Capital adequacy ratios, serving as a bank's "safety cushion" against risks, have shown a yearly declining trend for Jiangxi Bank, although they still meet regulatory requirements. Wind data shows that as of the end of 2025, the bank's core tier 1 capital adequacy ratio, tier 1 capital adequacy ratio, and capital adequacy ratio were 8.6%, 11.15%, and 12.41% respectively, down 0.7, 0.81, and 1.06 percentage points from the end of 2024. Capital replenishment pressure continues to increase, also limiting its ability for business expansion and risk resistance.

The decline in capital adequacy ratios is, on one hand, a result of risk-weighted asset expansion and capital consumption from NPL disposal, and on the other hand, stems from the exhaustion of internal capital generation capacity. Against the backdrop of consecutive profit declines, the bank's ability to replenish capital through profit retention is significantly weakened. External financing channels are also constrained by the long-term low stock price – as a Hong Kong-listed bank, Jiangxi Bank's price-to-book ratio has fallen to 0.09x, far below its book value of 1x.

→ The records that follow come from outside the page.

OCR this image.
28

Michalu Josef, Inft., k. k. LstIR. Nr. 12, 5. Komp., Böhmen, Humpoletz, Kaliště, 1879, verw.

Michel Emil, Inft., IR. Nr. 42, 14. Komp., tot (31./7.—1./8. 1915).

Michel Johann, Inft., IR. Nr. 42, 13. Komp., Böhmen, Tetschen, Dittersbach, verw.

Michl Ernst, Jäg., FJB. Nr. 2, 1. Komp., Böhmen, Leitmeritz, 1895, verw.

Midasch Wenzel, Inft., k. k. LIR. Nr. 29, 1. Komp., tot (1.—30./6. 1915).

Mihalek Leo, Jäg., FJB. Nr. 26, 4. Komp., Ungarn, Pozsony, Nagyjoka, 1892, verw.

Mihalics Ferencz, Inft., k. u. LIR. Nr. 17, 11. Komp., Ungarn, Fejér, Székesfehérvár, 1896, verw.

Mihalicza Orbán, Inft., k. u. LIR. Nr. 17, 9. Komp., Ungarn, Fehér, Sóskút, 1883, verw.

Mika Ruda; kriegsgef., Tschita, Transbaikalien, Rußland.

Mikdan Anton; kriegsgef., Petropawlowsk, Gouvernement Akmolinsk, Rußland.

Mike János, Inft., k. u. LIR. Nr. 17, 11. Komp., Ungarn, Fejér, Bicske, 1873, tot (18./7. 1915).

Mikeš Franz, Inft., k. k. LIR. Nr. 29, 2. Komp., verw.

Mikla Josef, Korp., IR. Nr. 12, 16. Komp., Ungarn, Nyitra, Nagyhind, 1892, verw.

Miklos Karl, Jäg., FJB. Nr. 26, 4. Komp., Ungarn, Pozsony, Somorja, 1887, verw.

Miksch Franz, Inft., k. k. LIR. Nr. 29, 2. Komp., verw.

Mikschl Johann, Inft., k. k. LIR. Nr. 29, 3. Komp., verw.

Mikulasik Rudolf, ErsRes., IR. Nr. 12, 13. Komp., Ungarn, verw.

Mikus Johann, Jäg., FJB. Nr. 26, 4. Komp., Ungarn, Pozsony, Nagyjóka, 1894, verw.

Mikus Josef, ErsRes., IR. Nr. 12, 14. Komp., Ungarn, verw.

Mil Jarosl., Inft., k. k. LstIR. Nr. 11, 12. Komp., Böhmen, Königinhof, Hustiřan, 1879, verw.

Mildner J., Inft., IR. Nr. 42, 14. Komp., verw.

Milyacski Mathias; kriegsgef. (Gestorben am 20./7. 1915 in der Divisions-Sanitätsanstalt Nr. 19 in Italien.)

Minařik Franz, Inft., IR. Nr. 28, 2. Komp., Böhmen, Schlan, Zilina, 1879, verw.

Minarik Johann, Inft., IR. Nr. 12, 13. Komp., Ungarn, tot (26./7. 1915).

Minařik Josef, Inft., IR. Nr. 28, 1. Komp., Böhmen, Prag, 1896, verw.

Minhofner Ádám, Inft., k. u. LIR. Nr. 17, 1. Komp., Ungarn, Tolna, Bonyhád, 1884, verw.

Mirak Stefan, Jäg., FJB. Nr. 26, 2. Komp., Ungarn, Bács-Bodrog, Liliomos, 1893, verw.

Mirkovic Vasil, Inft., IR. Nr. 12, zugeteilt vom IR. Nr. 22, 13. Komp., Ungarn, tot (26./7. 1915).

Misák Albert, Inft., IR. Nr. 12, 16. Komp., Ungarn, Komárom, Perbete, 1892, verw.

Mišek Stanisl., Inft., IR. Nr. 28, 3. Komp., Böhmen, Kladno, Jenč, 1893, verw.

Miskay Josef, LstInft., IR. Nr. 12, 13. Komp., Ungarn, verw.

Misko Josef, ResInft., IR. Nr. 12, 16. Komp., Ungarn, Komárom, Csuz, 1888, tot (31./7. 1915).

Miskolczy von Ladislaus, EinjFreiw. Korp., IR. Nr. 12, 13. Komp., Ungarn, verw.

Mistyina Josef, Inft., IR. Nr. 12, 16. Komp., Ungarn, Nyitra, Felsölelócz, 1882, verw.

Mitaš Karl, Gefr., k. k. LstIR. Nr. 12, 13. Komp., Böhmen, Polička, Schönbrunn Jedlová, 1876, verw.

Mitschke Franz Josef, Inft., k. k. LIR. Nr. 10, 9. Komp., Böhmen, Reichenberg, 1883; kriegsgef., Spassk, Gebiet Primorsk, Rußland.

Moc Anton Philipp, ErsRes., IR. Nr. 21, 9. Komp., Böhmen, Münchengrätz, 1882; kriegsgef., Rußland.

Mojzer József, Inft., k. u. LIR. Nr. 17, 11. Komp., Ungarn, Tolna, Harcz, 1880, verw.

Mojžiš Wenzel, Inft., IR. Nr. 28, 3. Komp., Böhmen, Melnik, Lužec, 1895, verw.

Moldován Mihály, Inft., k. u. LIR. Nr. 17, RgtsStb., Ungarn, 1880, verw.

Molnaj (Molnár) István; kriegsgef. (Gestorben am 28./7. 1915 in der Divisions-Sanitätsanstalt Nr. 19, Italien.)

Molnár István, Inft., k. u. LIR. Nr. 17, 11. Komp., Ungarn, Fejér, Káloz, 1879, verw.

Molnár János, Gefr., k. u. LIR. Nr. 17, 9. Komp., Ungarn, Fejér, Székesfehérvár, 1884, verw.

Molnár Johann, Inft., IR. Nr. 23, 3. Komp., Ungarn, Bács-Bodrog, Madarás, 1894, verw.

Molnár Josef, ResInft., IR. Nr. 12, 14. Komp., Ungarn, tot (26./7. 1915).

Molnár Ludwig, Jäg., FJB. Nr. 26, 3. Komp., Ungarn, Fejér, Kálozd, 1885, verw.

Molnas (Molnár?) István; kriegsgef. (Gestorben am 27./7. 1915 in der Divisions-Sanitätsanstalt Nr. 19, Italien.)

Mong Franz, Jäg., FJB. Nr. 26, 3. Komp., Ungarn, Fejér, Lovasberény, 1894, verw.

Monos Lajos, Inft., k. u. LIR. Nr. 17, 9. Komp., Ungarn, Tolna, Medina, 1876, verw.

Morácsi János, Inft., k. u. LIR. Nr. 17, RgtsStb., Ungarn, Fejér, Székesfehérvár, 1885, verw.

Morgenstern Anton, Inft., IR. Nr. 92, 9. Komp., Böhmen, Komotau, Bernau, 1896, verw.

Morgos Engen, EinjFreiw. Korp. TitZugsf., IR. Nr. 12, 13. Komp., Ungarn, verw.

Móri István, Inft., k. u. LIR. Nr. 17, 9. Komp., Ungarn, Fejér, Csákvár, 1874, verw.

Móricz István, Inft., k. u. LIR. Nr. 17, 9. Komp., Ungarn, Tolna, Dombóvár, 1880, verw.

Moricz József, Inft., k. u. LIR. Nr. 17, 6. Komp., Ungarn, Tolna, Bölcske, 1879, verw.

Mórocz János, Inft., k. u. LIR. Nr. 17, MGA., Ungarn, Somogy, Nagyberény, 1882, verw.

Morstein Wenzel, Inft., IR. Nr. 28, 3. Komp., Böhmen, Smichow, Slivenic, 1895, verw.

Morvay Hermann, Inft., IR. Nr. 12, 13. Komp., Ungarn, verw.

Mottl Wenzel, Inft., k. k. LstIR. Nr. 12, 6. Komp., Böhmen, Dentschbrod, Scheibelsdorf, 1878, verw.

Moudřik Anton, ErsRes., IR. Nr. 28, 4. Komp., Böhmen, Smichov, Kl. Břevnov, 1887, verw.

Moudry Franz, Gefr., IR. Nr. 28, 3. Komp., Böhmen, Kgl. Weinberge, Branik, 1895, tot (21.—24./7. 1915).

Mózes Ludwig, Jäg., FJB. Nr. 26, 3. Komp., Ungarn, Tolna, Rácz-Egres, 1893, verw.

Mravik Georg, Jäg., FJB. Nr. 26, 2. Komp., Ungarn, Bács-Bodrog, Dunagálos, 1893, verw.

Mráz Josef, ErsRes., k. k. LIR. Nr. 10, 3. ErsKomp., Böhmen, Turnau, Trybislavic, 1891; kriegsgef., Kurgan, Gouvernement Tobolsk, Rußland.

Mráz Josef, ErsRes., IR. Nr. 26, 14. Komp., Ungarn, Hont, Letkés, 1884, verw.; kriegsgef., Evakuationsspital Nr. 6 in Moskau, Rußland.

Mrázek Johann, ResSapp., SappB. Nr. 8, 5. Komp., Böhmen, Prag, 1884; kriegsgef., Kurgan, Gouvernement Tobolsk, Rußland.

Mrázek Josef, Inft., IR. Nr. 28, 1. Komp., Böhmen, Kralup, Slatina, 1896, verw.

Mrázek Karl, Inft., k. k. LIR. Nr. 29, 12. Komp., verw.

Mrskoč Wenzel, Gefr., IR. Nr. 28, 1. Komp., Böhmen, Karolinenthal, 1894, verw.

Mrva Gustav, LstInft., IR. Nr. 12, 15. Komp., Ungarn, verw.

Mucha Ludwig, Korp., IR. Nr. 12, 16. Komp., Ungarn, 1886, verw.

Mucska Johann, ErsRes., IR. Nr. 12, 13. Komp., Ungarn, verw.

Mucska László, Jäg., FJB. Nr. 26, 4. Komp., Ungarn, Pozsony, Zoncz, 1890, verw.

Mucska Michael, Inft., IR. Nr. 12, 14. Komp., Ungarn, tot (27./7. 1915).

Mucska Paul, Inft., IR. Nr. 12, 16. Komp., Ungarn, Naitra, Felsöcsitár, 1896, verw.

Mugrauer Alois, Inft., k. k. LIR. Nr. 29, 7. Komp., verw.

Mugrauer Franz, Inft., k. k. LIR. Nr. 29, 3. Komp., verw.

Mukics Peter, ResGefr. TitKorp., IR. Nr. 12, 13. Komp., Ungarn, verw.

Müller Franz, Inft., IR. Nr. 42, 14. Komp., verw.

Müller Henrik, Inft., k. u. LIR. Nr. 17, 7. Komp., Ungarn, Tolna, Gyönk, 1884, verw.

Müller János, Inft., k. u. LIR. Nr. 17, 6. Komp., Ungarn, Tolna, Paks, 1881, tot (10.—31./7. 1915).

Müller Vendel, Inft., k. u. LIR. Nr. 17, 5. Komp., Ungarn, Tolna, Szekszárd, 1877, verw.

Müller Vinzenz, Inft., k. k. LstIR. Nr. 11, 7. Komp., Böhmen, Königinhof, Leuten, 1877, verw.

Poor performance and dense penalties have directly transmitted to the capital markets. Jiangxi Bank's Hong Kong stock performance has remained persistently weak, with its stock price languishing at low levels, becoming a "penny stock." Investor confidence is severely lacking, and refinancing capability is constrained.

On June 26, 2018, Jiangxi Bank listed on the Hong Kong Stock Exchange at HKD 6.39 per share, closing at HKD 6.41 on its debut, once seen as a benchmark for regional city commercial bank capitalization. However, the spotlight faded quickly. Since May 2019, its stock price entered a prolonged downtrend, falling below HKD 1 in May 2022 and hitting a low of HKD 0.54 per share. As of May 2026, Jiangxi Bank's stock price still hovers around HKD 0.68 per share, with a total market capitalization of approximately HKD 4 billion. This represents a near 90% shrinkage from the initial HKD 36.6 billion at listing, placing its market value at the lower end among Hong Kong-listed city commercial banks. Moreover, its long-term sub-HKD 1 price makes it a standard "penny stock." Trading volume continues to shrink, with turnover rates often below 0.1%, and liquidity is nearly exhausted.

For Jiangxi Bank, extricating itself from the current predicament is no easy task. It must address persistent compliance issues, improve asset quality, optimize its business structure, and rebuild market confidence, requiring long-term perseverance and systematic reform. Jiangxi Bank's operational difficulties also reflect the common challenges faced by some regional city commercial banks under the dual pressures of tightening regulation and industry differentiation – how to balance scale expansion with compliant operations, break through regional limitations, and achieve transformational breakthroughs remains an ongoing subject of exploration for such banks.